The West Bengal government after the cyclone in 1970 had found that an island had emerged at the mouth of the Haribhanga River. \
In 1974, the US released satellite data saying the island had an area of about 2,500 square kilometres.
Bangladesh claimed sovereignty over the island, calling it South Talpatti, and India too made a claim and named it New Moore.
In the early 1980s the conflict over the ownership grew more intense.
In 1979, Bangladesh proposed a joint survey but in 1981 India sent its troops and put its flag on the island.
An independent scientific body called the Center for Environmental and Geographic Information Services (CEGIS) said in 1990 that the island was eroding. At the end of the ‘90s, the island disappeared back into the ocean.
Asked whether the PCA had given any decision about South Talpatti, Maritimes Affairs Unit Secretary Khurshed Alam said: “You know it was a sandbar landform. In 1970 cyclone it emerged from the sea, and in 1985’s cyclone it disappeared.”

Hearing at the Permanent Court of Arbitration (PCA) at the Netherlands. Photo: PCA website

“Since 1989 we have been sure that the island doesn’t exist anymore. India has also said New Moore is no more.”
‘Big success’
At the press conference, Khurshed Alam analysed Bangladesh’s achievement from the PCA verdict.

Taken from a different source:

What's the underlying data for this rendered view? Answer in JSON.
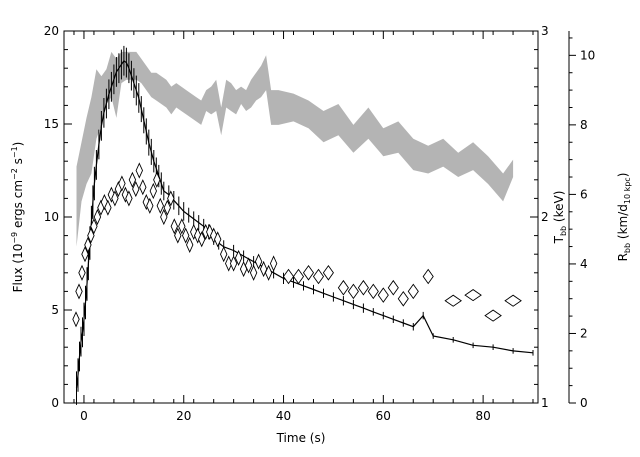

He said Bangladesh got 70,000 sq km out of 80,000 sq km sea area in the dispute with Myanmar and 19,000 sq km out of 25,000 sq km with India.
“Now you evaluate how much we’ve won,” he told reporters.
Foreign Minister Ali said: “A peaceful resolution to a dispute running for more than 40 years since independence has been achieved. Which success is larger than that?”
He said the government was taking measures to utilise the sea areas secured through the arbitration.
He added the foreign ministry was going to organise a two-day international workshop titled ‘Blue economy’ from Sept 1 to this end.